Concerning the "right of control," we recognize that respondeat superior liability generally depends upon a showing that the corporate entity has some right to direct or control the actions of the employee. Rodriquez v. City & County of Denver, supra; Bauer v. Southwest Denver Mental Health Center, Inc., 701 P.2d 114 (Colo.App.1985). Because, at least to a limited degree, a corporation can "practice medicine" under § 12-36-134, et seq., it can exercise some right of control over its physician employees.

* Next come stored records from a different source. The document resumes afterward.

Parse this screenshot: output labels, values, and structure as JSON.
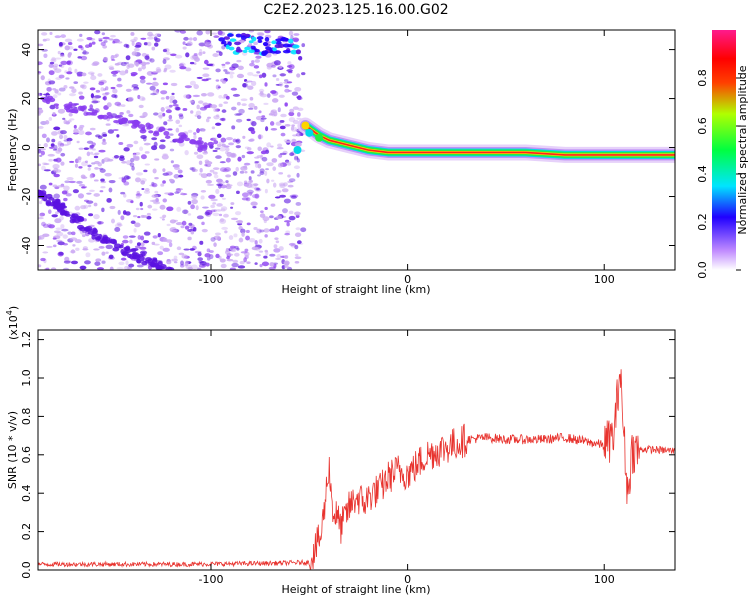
{
  "title": "C2E2.2023.125.16.00.G02",
  "colors": {
    "background": "#ffffff",
    "snr_line": "#e8332e",
    "scatter_light": "#c9a6f2",
    "scatter_mid": "#8a3cf0",
    "scatter_dark": "#5a12e0"
  },
  "chart_data": [
    {
      "type": "heatmap",
      "xlabel": "Height of straight line (km)",
      "ylabel": "Frequency (Hz)",
      "xlim": [
        -188,
        136
      ],
      "ylim": [
        -50,
        48
      ],
      "xticks": [
        -100,
        0,
        100
      ],
      "yticks": [
        -40,
        -20,
        0,
        20,
        40
      ],
      "grid": false,
      "colorbar": {
        "label": "Normalized spectral amplitude",
        "range": [
          0.0,
          1.0
        ],
        "ticks": [
          "0.0",
          "0.2",
          "0.4",
          "0.6",
          "0.8"
        ],
        "colormap": "rainbow (magenta-blue-cyan-green-yellow-red-pink)"
      },
      "features": {
        "noise_region_x": [
          -188,
          -53
        ],
        "signal_band_x": [
          -53,
          136
        ],
        "signal_band_frequency_hz": [
          [
            -52,
            9
          ],
          [
            -45,
            5
          ],
          [
            -40,
            3
          ],
          [
            -30,
            1
          ],
          [
            -20,
            -1
          ],
          [
            -10,
            -2
          ],
          [
            0,
            -2
          ],
          [
            20,
            -2
          ],
          [
            40,
            -2
          ],
          [
            60,
            -2
          ],
          [
            80,
            -3
          ],
          [
            100,
            -3
          ],
          [
            110,
            -3
          ],
          [
            120,
            -3
          ],
          [
            136,
            -3
          ]
        ],
        "noise_diagonal_streak_1": [
          [
            -188,
            -18
          ],
          [
            -150,
            -40
          ],
          [
            -120,
            -50
          ]
        ],
        "noise_diagonal_streak_2": [
          [
            -188,
            20
          ],
          [
            -140,
            10
          ],
          [
            -100,
            0
          ]
        ],
        "noise_bright_patch": {
          "x": [
            -95,
            -55
          ],
          "y": [
            38,
            46
          ]
        }
      }
    },
    {
      "type": "line",
      "xlabel": "Height of straight line (km)",
      "ylabel": "SNR (10 * v/v)",
      "scale_note": "(x10",
      "scale_exponent": "4",
      "xlim": [
        -188,
        136
      ],
      "ylim": [
        0,
        1.25
      ],
      "xticks": [
        -100,
        0,
        100
      ],
      "yticks": [
        0.0,
        0.2,
        0.4,
        0.6,
        0.8,
        1.0,
        1.2
      ],
      "grid": false,
      "series": [
        {
          "x": [
            -188,
            -150,
            -110,
            -70,
            -50,
            -44,
            -42,
            -40,
            -38,
            -36,
            -34,
            -30,
            -26,
            -22,
            -18,
            -14,
            -10,
            -5,
            0,
            5,
            10,
            15,
            20,
            25,
            30,
            40,
            50,
            60,
            70,
            80,
            90,
            100,
            105,
            108,
            110,
            112,
            114,
            120,
            136
          ],
          "y": [
            0.03,
            0.03,
            0.03,
            0.035,
            0.04,
            0.18,
            0.35,
            0.55,
            0.3,
            0.28,
            0.22,
            0.32,
            0.38,
            0.35,
            0.4,
            0.42,
            0.48,
            0.52,
            0.5,
            0.55,
            0.6,
            0.62,
            0.64,
            0.66,
            0.68,
            0.69,
            0.68,
            0.68,
            0.68,
            0.69,
            0.67,
            0.65,
            0.7,
            1.05,
            0.7,
            0.38,
            0.62,
            0.63,
            0.62
          ]
        }
      ]
    }
  ]
}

More importantly, however, whether there is a right to control generally presents an issue of fact. See Veintimilla v. Dobyanski, 975 P.2d 1122 (Colo.App.1997); Bain v. Town of Avon, 820 P.2d 1133 (Colo.App.1991), overruled on other grounds by Bertrand v. Board of County Commissioners, 872 P.2d 223 (Colo.1994). Here, defendant has consistently contended that it cannot, as a matter of law, exercise any control over its physician employees. As noted previously, the General Assembly has determined that it may, in fact, do so.
However, whether defendant here, in fact, exercised or had the right to exercise control over the two allegedly negligent physicians was not presented as an issue for resolution in the trial court. Because that contention was not presented to the trial court, we conclude that whether there is a right of control presents an issue of fact for determination upon remand.
II.
Defendant nevertheless asserts that § 12-36-134(1)(g), C.R.S.1999, precludes imposition of vicarious liability upon a professional corporation so long as any shareholder physician maintains insurance coverage in the specified amounts. We disagree.
*292 The cited statute specifically provides that all shareholders of the corporation shall be jointly and severally liable for acts and omissions of employees unless each physician who is a shareholder or employee has a sufficient liability insurance policy insuring himself or herself and all non-licensed employees, or the corporation maintains insurance protecting itself against claims made against it for acts or omissions of its physician employees and officers. The statute does not preclude a claim against the professional corporation if sufficient insurance is carried; rather, it simply provides that a shareholder is not jointly liable for the acts or omissions of another employee if such insurance exists.
To read the statute to allow an injured person to sue the corporation only when it is uninsured, but to preclude such suits if it is insured, would lead to an unjust and unreasonable result. Because such a construction of a statute should be avoided, see § 2-4-201(1)(c), C.R.S.1999; Rios v. Mireles, 937 P.2d 840 (Colo.App.1996), we reject this contention.
The judgment is reversed and the cause is remanded with directions to reinstate the complaint.
Judge METZGER and Judge PLANK concur.